Final answer:
Firms should not give up a positive NPV project simply to initiate or increase dividends. Positive NPV projects indicate value creation for the firm and its shareholders, promising higher future returns through both dividends and capital gains.
Step-by-step explanation:
Within the context of business and financial management, it is generally not advisable for firms to give up a positive NPV (Net Present Value) project, either to pay a dividend for the first time or to increase a current dividend. Doing so may not be in the best interest of the shareholders in the long-term. The primary reason is that a positive NPV indicates that the project is expected to generate returns above the cost of capital, thereby adding value to the firm. This future value creation is critical as it speaks to the fundamental goal of financial management - to maximize shareholder wealth.

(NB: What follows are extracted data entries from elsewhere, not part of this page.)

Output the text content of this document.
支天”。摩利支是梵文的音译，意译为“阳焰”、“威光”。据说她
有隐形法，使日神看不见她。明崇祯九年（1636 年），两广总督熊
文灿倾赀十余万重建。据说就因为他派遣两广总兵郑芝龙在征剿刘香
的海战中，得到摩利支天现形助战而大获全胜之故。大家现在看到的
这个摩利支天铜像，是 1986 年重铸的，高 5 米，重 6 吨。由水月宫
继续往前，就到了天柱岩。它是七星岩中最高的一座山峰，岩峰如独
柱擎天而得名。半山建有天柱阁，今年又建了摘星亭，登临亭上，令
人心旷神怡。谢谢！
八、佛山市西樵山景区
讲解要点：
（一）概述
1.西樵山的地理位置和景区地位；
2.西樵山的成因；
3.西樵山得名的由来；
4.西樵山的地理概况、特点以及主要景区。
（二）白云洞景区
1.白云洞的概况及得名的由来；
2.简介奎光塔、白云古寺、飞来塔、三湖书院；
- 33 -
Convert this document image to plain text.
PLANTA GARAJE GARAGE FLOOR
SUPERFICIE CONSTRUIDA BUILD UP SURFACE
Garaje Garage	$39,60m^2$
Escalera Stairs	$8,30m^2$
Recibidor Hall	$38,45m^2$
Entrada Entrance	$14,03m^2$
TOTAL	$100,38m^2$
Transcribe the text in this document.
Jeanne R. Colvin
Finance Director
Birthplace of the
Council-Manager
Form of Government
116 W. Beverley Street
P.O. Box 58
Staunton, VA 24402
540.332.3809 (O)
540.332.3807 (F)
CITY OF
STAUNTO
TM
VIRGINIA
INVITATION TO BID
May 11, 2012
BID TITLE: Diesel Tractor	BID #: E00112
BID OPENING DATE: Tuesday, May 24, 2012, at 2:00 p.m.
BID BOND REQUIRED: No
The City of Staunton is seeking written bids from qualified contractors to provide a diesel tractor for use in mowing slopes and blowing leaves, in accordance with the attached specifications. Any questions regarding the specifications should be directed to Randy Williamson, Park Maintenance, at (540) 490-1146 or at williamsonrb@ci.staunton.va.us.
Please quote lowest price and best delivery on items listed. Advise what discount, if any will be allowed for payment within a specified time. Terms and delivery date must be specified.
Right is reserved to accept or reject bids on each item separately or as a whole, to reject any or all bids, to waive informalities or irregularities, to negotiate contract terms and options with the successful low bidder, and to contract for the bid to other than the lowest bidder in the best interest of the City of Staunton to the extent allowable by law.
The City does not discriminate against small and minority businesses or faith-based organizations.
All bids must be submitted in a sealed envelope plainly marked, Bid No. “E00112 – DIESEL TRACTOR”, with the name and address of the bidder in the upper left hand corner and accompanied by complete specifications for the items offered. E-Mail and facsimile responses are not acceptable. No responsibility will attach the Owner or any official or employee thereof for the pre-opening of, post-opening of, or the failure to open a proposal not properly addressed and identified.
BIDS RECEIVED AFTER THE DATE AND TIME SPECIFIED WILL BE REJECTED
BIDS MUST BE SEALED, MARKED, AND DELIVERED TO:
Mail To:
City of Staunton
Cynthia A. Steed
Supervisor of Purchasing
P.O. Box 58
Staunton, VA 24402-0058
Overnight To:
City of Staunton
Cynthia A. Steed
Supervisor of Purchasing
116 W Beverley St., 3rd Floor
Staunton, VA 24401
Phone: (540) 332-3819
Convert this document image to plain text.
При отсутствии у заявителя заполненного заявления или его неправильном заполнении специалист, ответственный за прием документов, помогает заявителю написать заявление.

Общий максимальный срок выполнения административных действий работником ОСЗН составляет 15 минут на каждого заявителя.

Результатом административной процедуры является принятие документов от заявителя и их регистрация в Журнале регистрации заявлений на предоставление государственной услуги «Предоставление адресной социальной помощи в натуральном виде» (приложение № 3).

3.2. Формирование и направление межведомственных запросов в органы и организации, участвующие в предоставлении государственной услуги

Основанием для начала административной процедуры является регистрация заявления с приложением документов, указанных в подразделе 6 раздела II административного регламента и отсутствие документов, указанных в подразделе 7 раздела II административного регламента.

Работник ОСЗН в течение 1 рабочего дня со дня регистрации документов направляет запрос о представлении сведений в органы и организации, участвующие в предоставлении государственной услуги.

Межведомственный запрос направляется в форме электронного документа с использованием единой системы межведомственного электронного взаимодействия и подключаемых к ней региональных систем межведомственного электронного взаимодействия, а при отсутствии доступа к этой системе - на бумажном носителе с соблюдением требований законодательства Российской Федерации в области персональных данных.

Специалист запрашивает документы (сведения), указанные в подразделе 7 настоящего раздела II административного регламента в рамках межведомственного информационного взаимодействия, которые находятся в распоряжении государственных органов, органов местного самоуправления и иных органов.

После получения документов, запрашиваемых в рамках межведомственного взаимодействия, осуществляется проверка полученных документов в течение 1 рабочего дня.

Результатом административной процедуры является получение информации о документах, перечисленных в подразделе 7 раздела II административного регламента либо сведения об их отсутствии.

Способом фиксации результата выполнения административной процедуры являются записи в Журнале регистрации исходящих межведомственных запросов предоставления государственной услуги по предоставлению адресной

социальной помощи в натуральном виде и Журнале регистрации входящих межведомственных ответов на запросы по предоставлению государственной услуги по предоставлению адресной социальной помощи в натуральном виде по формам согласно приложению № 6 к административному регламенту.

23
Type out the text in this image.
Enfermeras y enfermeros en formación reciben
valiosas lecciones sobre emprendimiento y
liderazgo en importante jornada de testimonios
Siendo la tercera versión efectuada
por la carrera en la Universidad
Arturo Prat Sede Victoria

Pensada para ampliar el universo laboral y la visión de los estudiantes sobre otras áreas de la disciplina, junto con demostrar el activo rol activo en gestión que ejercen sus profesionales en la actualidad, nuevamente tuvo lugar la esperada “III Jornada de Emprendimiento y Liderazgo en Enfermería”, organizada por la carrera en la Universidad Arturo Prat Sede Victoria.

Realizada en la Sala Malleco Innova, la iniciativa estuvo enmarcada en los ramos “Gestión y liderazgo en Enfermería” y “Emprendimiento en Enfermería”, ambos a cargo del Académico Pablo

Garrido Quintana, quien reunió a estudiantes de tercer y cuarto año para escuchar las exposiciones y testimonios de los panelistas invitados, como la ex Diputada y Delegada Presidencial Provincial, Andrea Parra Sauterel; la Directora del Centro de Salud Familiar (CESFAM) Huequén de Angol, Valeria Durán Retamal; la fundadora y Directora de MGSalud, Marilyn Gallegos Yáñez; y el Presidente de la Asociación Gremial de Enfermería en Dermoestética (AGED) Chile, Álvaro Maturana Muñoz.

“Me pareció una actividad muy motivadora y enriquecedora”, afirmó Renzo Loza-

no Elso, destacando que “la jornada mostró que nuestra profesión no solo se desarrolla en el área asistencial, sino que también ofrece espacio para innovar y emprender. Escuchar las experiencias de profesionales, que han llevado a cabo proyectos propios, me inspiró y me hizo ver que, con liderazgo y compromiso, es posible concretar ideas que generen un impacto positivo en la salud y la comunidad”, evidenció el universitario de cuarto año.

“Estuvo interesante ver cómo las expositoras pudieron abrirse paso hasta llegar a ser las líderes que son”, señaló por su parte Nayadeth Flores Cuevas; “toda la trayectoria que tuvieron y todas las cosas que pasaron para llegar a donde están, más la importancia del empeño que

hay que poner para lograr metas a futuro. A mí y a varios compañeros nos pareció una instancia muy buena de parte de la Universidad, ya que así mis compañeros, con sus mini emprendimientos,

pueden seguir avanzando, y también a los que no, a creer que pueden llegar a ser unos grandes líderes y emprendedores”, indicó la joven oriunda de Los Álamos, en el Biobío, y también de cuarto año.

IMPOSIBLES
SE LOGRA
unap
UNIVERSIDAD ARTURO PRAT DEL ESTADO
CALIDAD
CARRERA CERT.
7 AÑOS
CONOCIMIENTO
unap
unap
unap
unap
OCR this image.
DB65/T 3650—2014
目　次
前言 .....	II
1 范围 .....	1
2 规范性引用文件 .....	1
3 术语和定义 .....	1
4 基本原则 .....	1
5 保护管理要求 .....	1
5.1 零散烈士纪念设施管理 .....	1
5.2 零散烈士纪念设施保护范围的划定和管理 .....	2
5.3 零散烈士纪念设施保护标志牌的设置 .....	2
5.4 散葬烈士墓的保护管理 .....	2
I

Investors expect a rate of return that can come through dividends or capital gains. Dividends are direct payments made to shareholders, representing immediate return, whereas capital gains are increases in stock value over time. Both contribute to the total return for shareholders, but capital gains are typically associated with the appreciation of the investment due to profitable reinvestment decisions made by the firm, including undertaking positive NPV projects.
Ultimately, strategic reinvestment in positive NPV projects typically suggests potential for long-term growth and capacity for future dividend increases, leading to an upward trajectory for both capital gains and dividends over time.